Reports of Intel developing an `IT security game-changer’ that will reportedly stop zero-day security attacks should be tempered with the reality that many company PCs in use today will still be in active use in five years’ time.

Whilst Intel has been something of a chip pioneer ever since the earliest days of PCs, the reality is that a new chipset – no matter what its features – will still have to replace the hundreds of millions of legacy computers in active use around the world.

Most companies work on a two or three-year cycle for their computers, so even if Intel unveiled a zero-day killer chip architecture this summer, it probably won’t reach PC store shelves until much later in the year.

That means you are probably looking at a 2014/2015 timeframe before most corporates upgrade their PCs to the new architecture, and around the latter part of the decade before most companies have moved on up.

Citing the example of quad-core processor-based PCs still very much in the minority, largely owing to the cost of deploying such machines in the corporate world, it could be even longer than this before a generation of Intel-based zero-day protected PCs begin to reach a majority in the workplace.

You only have to look at the success that the Dell Optiplex series has had in the workplace since their widespread introduction in the mid-2000. Many call centres still use these machines owing to their modularity and ease of deployment.

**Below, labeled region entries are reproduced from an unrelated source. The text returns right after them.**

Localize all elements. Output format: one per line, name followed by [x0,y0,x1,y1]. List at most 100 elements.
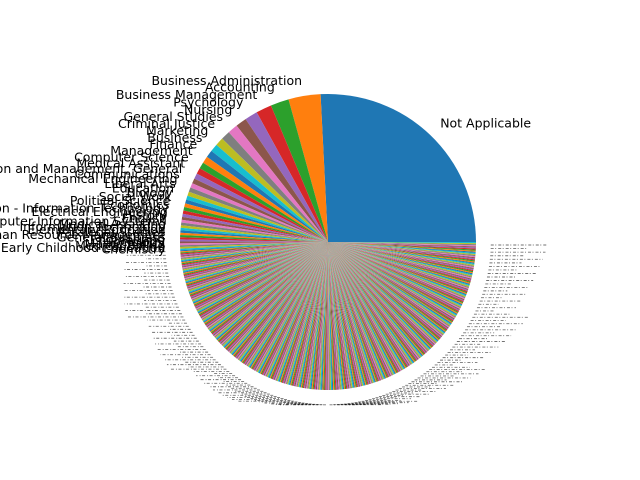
pie-slice-small [328,242,376,383]
pie-slice-small [186,242,328,288]
pie-slice-small [194,242,328,308]
slice-label: History [123,207,168,222]
pie-slice-small [328,242,455,320]
pie-slice [199,162,328,242]
pie-slice-small [328,242,348,389]
pie-slice [270,99,328,242]
pie-slice-small [235,242,328,359]
pie-slice-small [221,242,328,346]
pie-slice-small [328,242,458,314]
pie-slice [180,242,328,246]
slice-label: Engineering [90,232,165,247]
pie-slice [180,239,328,242]
pie-slice-small [328,242,431,350]
pie-slice-small [311,242,328,390]
pie-slice-small [328,242,364,386]
pie-slice-small [186,242,328,286]
pie-slice [190,183,328,242]
pie-slice-small [264,242,328,377]
pie-slice-small [180,242,328,258]
pie-slice-small [250,242,328,369]
pie-slice-small [214,242,328,338]
pie-slice-small [328,242,394,376]
pie-slice-small [190,242,328,297]
pie-slice-small [328,242,334,390]
pie-slice-small [328,242,406,369]
pie-slice-small [212,242,328,336]
pie-slice [180,242,328,251]
pie-slice-small [328,242,476,252]
pie-slice [186,195,328,242]
pie-slice-small [193,242,328,305]
pie-slice [181,219,328,242]
pie-slice-small [281,242,328,383]
pie-slice-small [277,242,328,382]
pie-slice-small [294,242,328,387]
pie-slice-small [310,242,328,390]
pie-slice-small [273,242,328,381]
slice-label: English [122,211,167,226]
pie-slice-small [328,242,423,357]
pie-slice-small [280,242,328,383]
pie-slice-small [328,242,476,256]
pie-slice-small [184,242,328,279]
pie-slice-small [239,242,328,362]
pie-slice-small [216,242,328,341]
pie-slice-small [328,242,359,388]
pie-slice-small [297,242,328,388]
pie-slice-small [220,242,328,345]
pie-slice-small [328,242,356,388]
pie-slice-small [181,242,328,266]
pie-slice [180,242,328,248]
pie-slice-small [180,242,328,257]
pie-slice-small [258,242,328,374]
slice-label: Elementary Education [27,222,165,237]
pie-slice-small [328,242,430,351]
pie-slice-small [182,242,328,268]
pie-slice-small [249,242,328,368]
pie-slice-small [328,242,447,333]
pie-slice-small [328,242,395,375]
pie-slice-small [299,242,328,388]
pie-slice-small [307,242,328,389]
pie-slice-small [328,242,339,390]
slice-label: Liberal Arts [104,176,175,191]
pie-slice-small [328,242,349,389]
pie-slice-small [189,242,328,295]
pie-slice-small [253,242,328,371]
pie-slice [194,173,328,242]
slice-label: Not Applicable [440,116,531,131]
slice-label: Economics [102,197,169,212]
pie-slice-small [271,242,328,380]
pie-slice-small [328,242,471,284]
pie-slice [236,119,328,242]
pie-slice-small [268,242,328,378]
pie-slice-small [328,242,386,379]
pie-labels: Not Applicable Business AdministrationAcc… [0,73,531,257]
pie-slice-small [328,242,345,390]
pie-slice-small [328,242,421,359]
pie-slice-small [328,242,447,332]
slice-label: Management [110,143,192,158]
pie-slice-small [201,242,328,320]
pie-slice-small [289,242,328,386]
pie-slice-small [328,242,389,378]
pie-slice-small [238,242,328,361]
pie-slice-small [328,242,374,384]
pie-slice-small [237,242,328,361]
pie-slice-small [187,242,328,291]
pie-slice-small [198,242,328,315]
pie-slice-small [328,242,387,379]
pie-slice-small [206,242,328,328]
pie-slice-small [328,242,465,301]
pie-slice-small [315,242,328,390]
pie-slice-small [224,242,328,349]
pie-slice-small [328,242,409,367]
pie-slice-small [188,242,328,292]
pie-slice [288,94,328,243]
pie-slice-small [328,242,337,390]
pie-slice-small [328,242,475,261]
pie-slice-small [325,242,328,390]
pie-slice [211,144,328,242]
pie-slice-small [328,242,397,374]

Intel’s AntiTheft (AT) technology is a classic case in point, as, although the chip technology has been discussed for some time, its implementation is still quite scarce in the computer world.

It is excellent to hear that Intel is developing next-generation chip architectures that support security features on an on-chip basis, but the reality is that there are many hundreds of millions of legacy PCs in day-to-day usage in companies around the world.

There will also be large numbers of PC sold this year with quite mundane non-AT specifications. Even with the most attractive security technology ever seen, companies are not going to flock to buy new computers – they’re going to amortise their existing systems.

And with an amortisation cycle for a typical company PC being measured in years, I think that any talk of Intel developing a game-changer in the computer security business is a little premature.